Ahora bien, en las últimas citas electorales hemos observado una acentuación significativa del fenómeno de la abstención -especialmente en las autonómicas de Galicia, País Vasco y Cataluña en las que la participación rondó el 50 %- ¿Los motivos? Uno de ellos es que en los tres casos nos encontramos ante elecciones de continuidad. También el impacto de la pandemia y el temor de los votantes a poder contagiarse el día de la votación. Sin embargo, la politóloga Sandra León concluye en un reciente estudio sobre la participación en las elecciones de Galicia y País Vasco que la insatisfacción por la política ha sido la motivación más habitual. En esta línea, los datos de las últimas elecciones en Cataluña revelan que, aun aumentando el porcentaje de abstención, se duplicó el número de votos nulos. 

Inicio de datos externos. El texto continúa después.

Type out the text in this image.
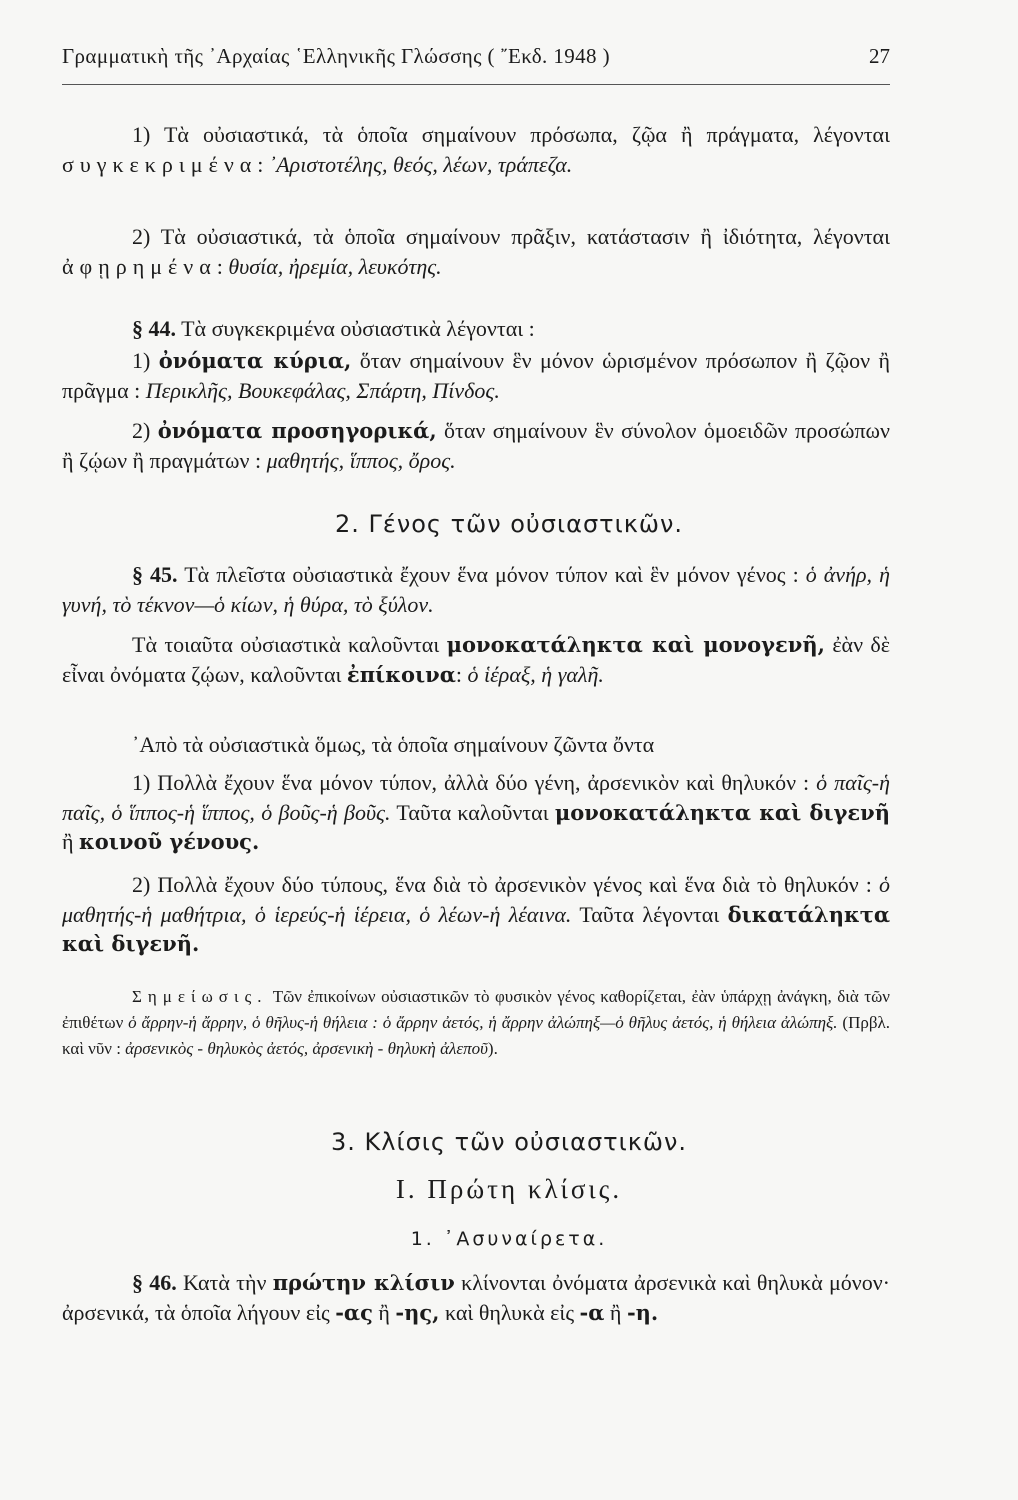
Γραμματικὴ τῆς ᾿Αρχαίας ῾Ελληνικῆς Γλώσσης ( ῎Εκδ. 1948 )	27

1) Τὰ οὐσιαστικά, τὰ ὁποῖα σημαίνουν πρόσωπα, ζῷα ἢ πράγματα, λέγονται συγκεκριμένα: ᾿Αριστοτέλης, θεός, λέων, τράπεζα.

2) Τὰ οὐσιαστικά, τὰ ὁποῖα σημαίνουν πρᾶξιν, κατάστασιν ἢ ἰδιότητα, λέγονται ἀφῃρημένα: θυσία, ἠρεμία, λευκότης.

§ 44. Τὰ συγκεκριμένα οὐσιαστικὰ λέγονται :

1) ὀνόματα κύρια, ὅταν σημαίνουν ἓν μόνον ὡρισμένον πρόσωπον ἢ ζῷον ἢ πρᾶγμα : Περικλῆς, Βουκεφάλας, Σπάρτη, Πίνδος.

2) ὀνόματα προσηγορικά, ὅταν σημαίνουν ἓν σύνολον ὁμοειδῶν προσώπων ἢ ζῴων ἢ πραγμάτων : μαθητής, ἵππος, ὄρος.

2. Γένος τῶν οὐσιαστικῶν.

§ 45. Τὰ πλεῖστα οὐσιαστικὰ ἔχουν ἕνα μόνον τύπον καὶ ἓν μόνον γένος : ὁ ἀνήρ, ἡ γυνή, τὸ τέκνον—ὁ κίων, ἡ θύρα, τὸ ξύλον.

Τὰ τοιαῦτα οὐσιαστικὰ καλοῦνται μονοκατάληκτα καὶ μονογενῆ, ἐὰν δὲ εἶναι ὀνόματα ζῴων, καλοῦνται ἐπίκοινα: ὁ ἱέραξ, ἡ γαλῆ.

᾿Απὸ τὰ οὐσιαστικὰ ὅμως, τὰ ὁποῖα σημαίνουν ζῶντα ὄντα

1) Πολλὰ ἔχουν ἕνα μόνον τύπον, ἀλλὰ δύο γένη, ἀρσενικὸν καὶ θηλυκόν : ὁ παῖς-ἡ παῖς, ὁ ἵππος-ἡ ἵππος, ὁ βοῦς-ἡ βοῦς. Ταῦτα καλοῦνται μονοκατάληκτα καὶ διγενῆ ἢ κοινοῦ γένους.

2) Πολλὰ ἔχουν δύο τύπους, ἕνα διὰ τὸ ἀρσενικὸν γένος καὶ ἕνα διὰ τὸ θηλυκόν : ὁ μαθητής-ἡ μαθήτρια, ὁ ἱερεύς-ἡ ἱέρεια, ὁ λέων-ἡ λέαινα. Ταῦτα λέγονται δικατάληκτα καὶ διγενῆ.

Σημείωσις. Τῶν ἐπικοίνων οὐσιαστικῶν τὸ φυσικὸν γένος καθορίζεται, ἐὰν ὑπάρχῃ ἀνάγκη, διὰ τῶν ἐπιθέτων ὁ ἄρρην-ἡ ἄρρην, ὁ θῆλυς-ἡ θήλεια : ὁ ἄρρην ἀετός, ἡ ἄρρην ἀλώπηξ—ὁ θῆλυς ἀετός, ἡ θήλεια ἀλώπηξ. (Πρβλ. καὶ νῦν : ἀρσενικὸς - θηλυκὸς ἀετός, ἀρσενικὴ - θηλυκὴ ἀλεποῦ).

3. Κλίσις τῶν οὐσιαστικῶν.
I. Πρώτη κλίσις.
1. ᾿Ασυναίρετα.

§ 46. Κατὰ τὴν πρώτην κλίσιν κλίνονται ὀνόματα ἀρσενικὰ καὶ θηλυκὰ μόνον· ἀρσενικά, τὰ ὁποῖα λήγουν εἰς -ας ἢ -ης, καὶ θηλυκὰ εἰς -α ἢ -η.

Esto tiene que ver con el proceso al que asistimos, desde hace algún tiempo, en el que la democracia se aleja del demos. Los partidos – y sus líderes- son incapaces de atraer a los ciudadanos porque centran sus ambiciones en las instituciones, utilizadas para saltar de unos cargos a otros, mientras que las zonas de interacción con los ciudadanos se han vaciado. El politólogo Peter Mair en Gobernando el vacío anticipa, como consecuencia de ello, el fin de la participación popular. Dice Mair que es fácil sentir desprecio por aquellos que siguen reclamando privilegios a cambio de funciones que no cumplen. Como consecuencia, se dispara la indiferencia y la desconfianza en que los políticos vayan a solucionar nuestros problemas -según el último Eurobarómetro, el 90 % de los españoles desconfía de los partidos-, provocando una caída de la afiliación a partidos, de la identificación con ellos y de la participación electoral. La brecha entre gobernantes y gobernados se ensancha. 

El peligro de esta situación radica, de un lado, en la posible cronificación de la abstención, y que los partidos no tengan incentivos para hacer políticas a favor de los que se distancian del sistema, entrando así en un temible círculo vicioso. Y, de otro, en cómo será la tendencia abstencionista en el futuro: qué pasará si no se despierta el interés por la política en los jóvenes cuando se produzca el recambio generacional. 

Las soluciones recurrentes tienen que ver con proponer la obligatoriedad del voto -como en Bélgica-, o facilitar el voto lo más posible, como propone Pablo Simón, a través del voto anticipado, ampliando los puntos de votación (en hospitales y residencias), y simplificando los trámites del voto por correo y rogado. Votar es gratis, pero es necesario un mayor esfuerzo del sistema para incentivar a los ciudadanos. 

El problema de estas medidas es que, aun siendo algunas de ellas muy necesarias, actúan sobre los síntomas, en lugar de sobre las causas. Y esta profunda crisis exige ir más allá. El filósofo Daniel Innerarity plantea una interesante Teoría de la democracia compleja, que aboga por repensar la arquitectura de la política clásica al ser inadecuada para los problemas generados en la sociedad actual. Necesitamos una «gobernanza relacional», gobernar con estructuras políticas cooperativas, basadas en la deliberación y el entendimiento. Superar la idea de una estricta separación entre quien dirige y el sujeto dirigido, y poner a este último en el centro de la política.  

Superar esta crisis no sirve solo para acabar con la desafección y reactivar la participación, sino también para prevenir otros males que acechan a las democracias actuales, como la deslegitimación del sistema político, la polarización extrema, el desafío populista y los retrocesos democráticos, que están ganando terreno en países no muy lejanos.